LeetCode Construct Binary Search Tree from Preorder Traversal

1008. Construct Binary Search Tree from Preorder Traversal

Return the root node of a binary search tree that matches the given preorder traversal.

(Recall that a binary search tree is a binary tree where for every node, any descendant of node.left has a value < node.val, and any descendant of node.right has a value > node.val.  Also recall that a preorder traversal displays the value of the node first, then traverses node.left, then traverses node.right.)

Example 1:

Input: [8,5,1,7,10,12]
Output: [8,5,10,1,7,null,12]

Note: 

  1. 1 <= preorder.length <= 100
  2. The values of preorder are distinct.

根据二叉搜索树的先序遍历结果,构造该二叉搜索树。

简单题。

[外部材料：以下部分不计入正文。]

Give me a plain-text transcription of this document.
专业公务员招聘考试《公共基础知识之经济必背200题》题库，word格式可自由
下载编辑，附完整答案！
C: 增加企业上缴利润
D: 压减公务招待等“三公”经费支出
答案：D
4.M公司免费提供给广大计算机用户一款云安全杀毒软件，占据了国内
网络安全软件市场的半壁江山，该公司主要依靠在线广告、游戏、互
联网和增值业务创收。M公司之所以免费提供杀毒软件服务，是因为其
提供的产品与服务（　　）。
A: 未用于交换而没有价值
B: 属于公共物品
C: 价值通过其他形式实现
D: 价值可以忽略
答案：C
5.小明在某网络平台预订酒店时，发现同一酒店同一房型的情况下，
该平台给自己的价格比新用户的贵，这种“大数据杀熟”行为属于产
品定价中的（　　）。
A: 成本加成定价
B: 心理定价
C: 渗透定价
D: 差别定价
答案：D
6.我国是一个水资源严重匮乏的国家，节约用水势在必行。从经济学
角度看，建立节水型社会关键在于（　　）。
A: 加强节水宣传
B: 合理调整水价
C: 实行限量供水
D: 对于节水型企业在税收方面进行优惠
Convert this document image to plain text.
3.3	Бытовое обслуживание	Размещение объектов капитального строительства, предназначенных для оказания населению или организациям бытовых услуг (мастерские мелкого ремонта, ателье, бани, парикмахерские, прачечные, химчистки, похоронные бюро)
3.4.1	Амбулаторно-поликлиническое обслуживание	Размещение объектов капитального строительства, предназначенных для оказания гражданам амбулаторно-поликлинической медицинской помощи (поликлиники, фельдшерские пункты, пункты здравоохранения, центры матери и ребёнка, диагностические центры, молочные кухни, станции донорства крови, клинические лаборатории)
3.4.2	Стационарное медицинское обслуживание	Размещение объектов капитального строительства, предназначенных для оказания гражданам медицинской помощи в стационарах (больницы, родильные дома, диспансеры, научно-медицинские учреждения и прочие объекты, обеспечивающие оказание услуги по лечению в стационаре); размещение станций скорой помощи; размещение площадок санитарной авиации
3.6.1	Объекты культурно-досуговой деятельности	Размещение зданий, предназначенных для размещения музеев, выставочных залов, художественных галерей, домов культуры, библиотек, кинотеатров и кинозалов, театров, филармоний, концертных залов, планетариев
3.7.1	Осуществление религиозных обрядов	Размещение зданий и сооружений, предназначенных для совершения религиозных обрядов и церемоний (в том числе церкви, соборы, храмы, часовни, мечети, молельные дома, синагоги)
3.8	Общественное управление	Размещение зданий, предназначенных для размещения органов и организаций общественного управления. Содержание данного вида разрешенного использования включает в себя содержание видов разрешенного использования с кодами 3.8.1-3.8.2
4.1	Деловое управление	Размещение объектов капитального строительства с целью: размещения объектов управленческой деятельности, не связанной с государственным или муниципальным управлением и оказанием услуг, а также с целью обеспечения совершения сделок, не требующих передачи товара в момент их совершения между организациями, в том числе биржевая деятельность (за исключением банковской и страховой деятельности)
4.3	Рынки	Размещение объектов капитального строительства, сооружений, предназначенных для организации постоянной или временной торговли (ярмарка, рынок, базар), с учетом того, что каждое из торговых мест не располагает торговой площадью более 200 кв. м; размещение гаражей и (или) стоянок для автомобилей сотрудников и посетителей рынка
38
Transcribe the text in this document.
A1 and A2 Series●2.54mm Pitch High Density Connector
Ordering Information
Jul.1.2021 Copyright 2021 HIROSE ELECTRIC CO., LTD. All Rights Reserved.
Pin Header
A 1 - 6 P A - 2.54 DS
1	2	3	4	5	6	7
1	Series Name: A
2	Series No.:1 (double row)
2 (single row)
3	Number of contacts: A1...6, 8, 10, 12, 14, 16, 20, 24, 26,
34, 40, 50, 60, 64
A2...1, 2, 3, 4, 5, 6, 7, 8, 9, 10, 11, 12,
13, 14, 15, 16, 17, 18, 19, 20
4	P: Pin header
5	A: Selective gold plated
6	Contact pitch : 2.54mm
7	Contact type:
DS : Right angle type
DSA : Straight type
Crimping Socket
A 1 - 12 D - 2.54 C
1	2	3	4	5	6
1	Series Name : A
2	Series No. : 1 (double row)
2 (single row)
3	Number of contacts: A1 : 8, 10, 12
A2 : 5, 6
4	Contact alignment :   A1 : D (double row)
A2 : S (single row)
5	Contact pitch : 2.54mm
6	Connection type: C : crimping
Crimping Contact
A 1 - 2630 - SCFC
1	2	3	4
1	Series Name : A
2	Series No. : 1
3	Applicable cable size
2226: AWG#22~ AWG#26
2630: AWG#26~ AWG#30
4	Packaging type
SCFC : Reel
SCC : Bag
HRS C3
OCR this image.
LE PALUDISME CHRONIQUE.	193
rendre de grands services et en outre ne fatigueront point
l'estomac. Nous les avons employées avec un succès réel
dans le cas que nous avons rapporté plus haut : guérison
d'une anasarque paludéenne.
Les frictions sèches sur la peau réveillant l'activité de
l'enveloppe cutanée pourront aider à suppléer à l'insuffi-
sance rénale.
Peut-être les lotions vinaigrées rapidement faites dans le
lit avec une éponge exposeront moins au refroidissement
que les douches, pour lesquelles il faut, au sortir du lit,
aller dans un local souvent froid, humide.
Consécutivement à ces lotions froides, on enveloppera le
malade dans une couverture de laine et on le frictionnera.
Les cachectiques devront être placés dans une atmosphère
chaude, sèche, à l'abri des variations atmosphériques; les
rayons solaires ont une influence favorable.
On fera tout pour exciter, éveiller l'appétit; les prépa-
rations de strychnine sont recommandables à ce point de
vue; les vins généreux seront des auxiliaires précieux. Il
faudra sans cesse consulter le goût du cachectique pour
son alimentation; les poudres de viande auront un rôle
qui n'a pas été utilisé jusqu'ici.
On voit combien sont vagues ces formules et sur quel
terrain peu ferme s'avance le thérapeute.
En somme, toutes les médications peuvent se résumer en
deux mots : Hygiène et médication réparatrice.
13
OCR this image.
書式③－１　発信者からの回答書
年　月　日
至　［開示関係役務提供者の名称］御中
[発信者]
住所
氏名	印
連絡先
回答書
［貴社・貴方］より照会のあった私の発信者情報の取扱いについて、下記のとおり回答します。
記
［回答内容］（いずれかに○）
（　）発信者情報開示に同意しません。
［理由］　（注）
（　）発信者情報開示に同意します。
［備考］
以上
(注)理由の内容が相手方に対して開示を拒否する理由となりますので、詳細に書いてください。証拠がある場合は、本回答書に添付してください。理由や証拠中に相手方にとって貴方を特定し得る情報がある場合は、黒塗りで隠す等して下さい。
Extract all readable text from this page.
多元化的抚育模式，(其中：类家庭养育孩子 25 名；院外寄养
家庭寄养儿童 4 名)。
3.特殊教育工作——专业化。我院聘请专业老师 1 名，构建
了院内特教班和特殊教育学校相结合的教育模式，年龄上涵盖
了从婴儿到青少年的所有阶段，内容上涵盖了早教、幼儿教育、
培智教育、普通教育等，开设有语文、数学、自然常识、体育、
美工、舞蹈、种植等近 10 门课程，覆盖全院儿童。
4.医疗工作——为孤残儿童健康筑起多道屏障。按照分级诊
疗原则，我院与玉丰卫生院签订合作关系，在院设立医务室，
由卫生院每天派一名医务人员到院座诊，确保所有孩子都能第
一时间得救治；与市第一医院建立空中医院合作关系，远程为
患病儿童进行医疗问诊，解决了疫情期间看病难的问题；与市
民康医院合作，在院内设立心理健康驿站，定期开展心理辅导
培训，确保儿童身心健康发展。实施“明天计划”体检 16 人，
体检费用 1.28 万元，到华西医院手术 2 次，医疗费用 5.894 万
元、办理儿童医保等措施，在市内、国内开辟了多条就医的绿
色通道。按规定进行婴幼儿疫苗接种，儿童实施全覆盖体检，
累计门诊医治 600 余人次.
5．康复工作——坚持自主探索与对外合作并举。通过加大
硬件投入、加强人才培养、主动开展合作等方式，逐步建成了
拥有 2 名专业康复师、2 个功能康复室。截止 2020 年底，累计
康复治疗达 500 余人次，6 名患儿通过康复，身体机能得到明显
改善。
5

先序遍历是根、左、右,又因为是二叉搜索树,所以左<根<右,所以数组中第一个元素是根节点,然后找到数组右边第一个大于根节点的树,把数组划分为左子树和右子树,然后递归构造。

完整代码如下:

class Solution {
public:
	TreeNode* Work(vector<int> &preorder, int l, int r) {
		if (l > r)return NULL;
		if (l == r)return new TreeNode(preorder[l]);
		TreeNode *root = new TreeNode(preorder[l]);
		int mid = -1;
		for (int i = l; i <= r; ++i) {
			if (preorder[i] > root->val) {
				mid = i;
				break;
			}
		}
		if (mid == -1)root->left = Work(preorder, l + 1, r);
		else {
			root->left = Work(preorder, l + 1, mid - 1);
			root->right = Work(preorder, mid, r);
		}
		return root;
	}
	TreeNode* bstFromPreorder(vector<int>& preorder) {
		return Work(preorder, 0, preorder.size() - 1);
	}
};

本代码提交AC,用时8MS。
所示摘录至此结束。